# Model X update - 5 seat option



## MelindaV

Tesla has added a 5 seat option to the Model X configuration starting at $83,000. 
To compare the 6 seat config is $88,500 and the 7 seat $89,500 - both requiring the $2,500 air suspension option that the 5 seat config does not.


----------



## Skione65

MelindaV said:


> Tesla has added a 5 seat option to the Model X configuration starting at $83,000.
> To compare the 6 seat config is $88,500 and the 7 seat $89,500 - both requiring the $2,500 air suspension option that the 5 seat config does not.


@MelindaV,

So are you telling us you're now converting your Model 3 Reservation to an X???   I want the first ride!!!

Ski


----------



## MelindaV

Heck no . 
But if tesla wants to give me a discount to make the model 3 a 2 seater, I'd take it!!


----------



## TrevP

Skione65 said:


> @MelindaV,
> 
> So are you telling us you're now converting your Model 3 Reservation to an X???   I want the first ride!!!
> 
> Ski


Hey, to have the money I'd Model S or and X today instead of the Model 3. I took a drive with the first Signature series delivered to an owner in Toronto today and let me tell you, Ludicrous is very addictive  It's a very very nice car.

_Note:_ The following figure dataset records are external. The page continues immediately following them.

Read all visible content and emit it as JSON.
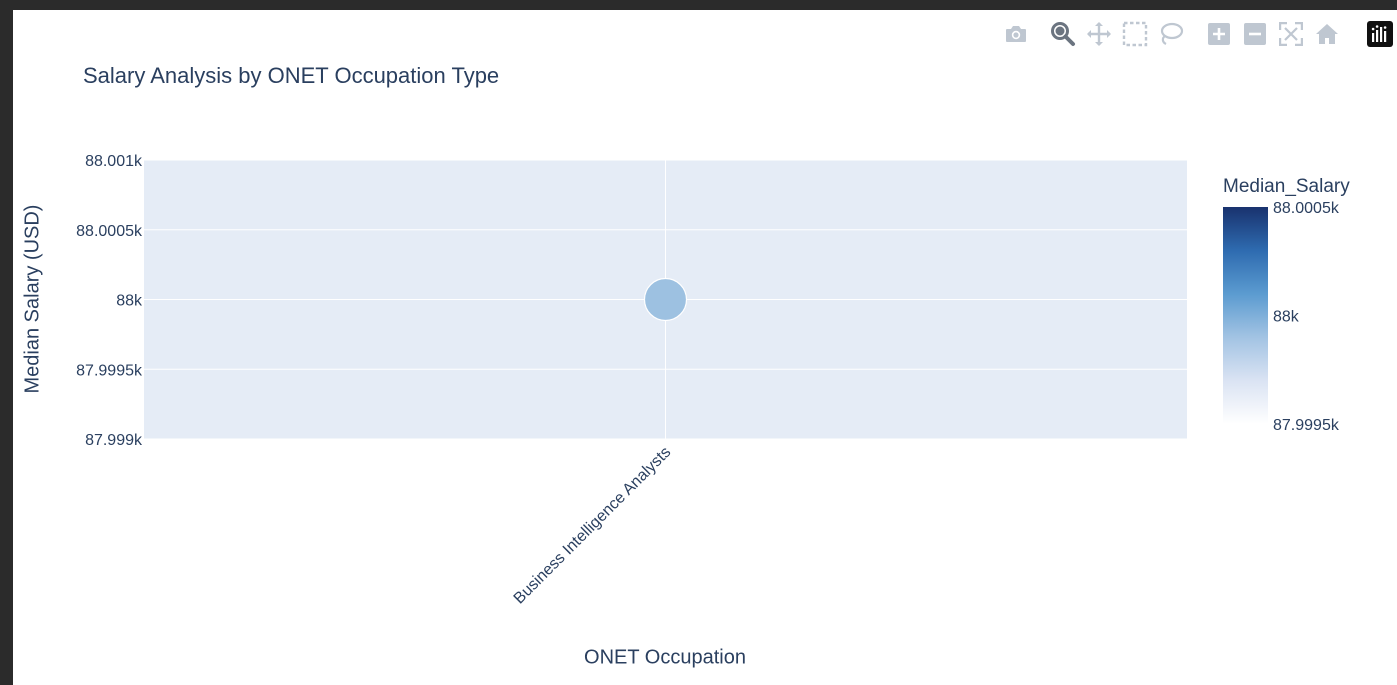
{
  "chart_data": {
    "type": "scatter",
    "title": "Salary Analysis by ONET Occupation Type",
    "xlabel": "ONET Occupation",
    "ylabel": "Median Salary (USD)",
    "categories": [
      "Business Intelligence Analysts"
    ],
    "values": [
      88000
    ],
    "ylim": [
      87999,
      88001
    ],
    "yticks": [
      {
        "value": 88001,
        "label": "88.001k"
      },
      {
        "value": 88000.5,
        "label": "88.0005k"
      },
      {
        "value": 88000,
        "label": "88k"
      },
      {
        "value": 87999.5,
        "label": "87.9995k"
      },
      {
        "value": 87999,
        "label": "87.999k"
      }
    ],
    "x_tick_rotation": -45,
    "grid": true,
    "colorbar": {
      "title": "Median_Salary",
      "range": [
        87999.5,
        88000.5
      ],
      "ticks": [
        {
          "value": 88000.5,
          "label": "88.0005k"
        },
        {
          "value": 88000,
          "label": "88k"
        },
        {
          "value": 87999.5,
          "label": "87.9995k"
        }
      ],
      "colors": [
        "#ffffff",
        "#dae3f3",
        "#a2c3e3",
        "#5b9bd0",
        "#2e6bb0",
        "#19326e"
      ]
    },
    "marker_color": "#9dc1e1"
  },
  "colors": {
    "plot_bg": "#e5ecf6",
    "grid": "#ffffff",
    "text": "#2a3f5f",
    "modebar_icon": "#bfc7d1",
    "modebar_active": "#6b7480"
  },
  "modebar": [
    {
      "name": "camera-icon"
    },
    {
      "name": "zoom-icon"
    },
    {
      "name": "pan-icon"
    },
    {
      "name": "box-select-icon"
    },
    {
      "name": "lasso-select-icon"
    },
    {
      "name": "zoom-in-icon"
    },
    {
      "name": "zoom-out-icon"
    },
    {
      "name": "autoscale-icon"
    },
    {
      "name": "reset-axes-icon"
    },
    {
      "name": "plotly-logo-icon"
    }
  ]
}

We did an extensive video shoot today on it so expect to see the results soon on our YouTube channel.


----------



## Skione65

TrevP said:


> Hey, to have the money I'd Model S or and X today instead of the Model 3. I took a drive with the first Signature series delivered to an owner in Toronto today and let me tell you, Ludicrous is very addictive  It's a very very nice car. We did an extensive video shoot today on it so expect to see the results soon on our YouTube channel.


@TrevP,

Looking forward to it!

Ski


----------



## T3SLA_NC

MelindaV said:


> Tesla has added a 5 seat option to the Model X configuration starting at $83,000.
> To compare the 6 seat config is $88,500 and the 7 seat $89,500 - both requiring the $2,500 air suspension option that the 5 seat config does not.


I thought the 5 seat config was standard. It isn't new.


----------



## AEDennis

T3SLA_NC said:


> I thought the 5 seat config was standard. It isn't new.


Yes... However, Tesla has been mum on details on the five seat configuration for over half a year until these things were released.

I was at a Tesla Social event with a very early reservation holder who was "on hold" until the five seat configuration details were provided. I don't remember if he was a Signature or regular reservation holder, but he was getting quite perturbed, and this was in May 2016.


----------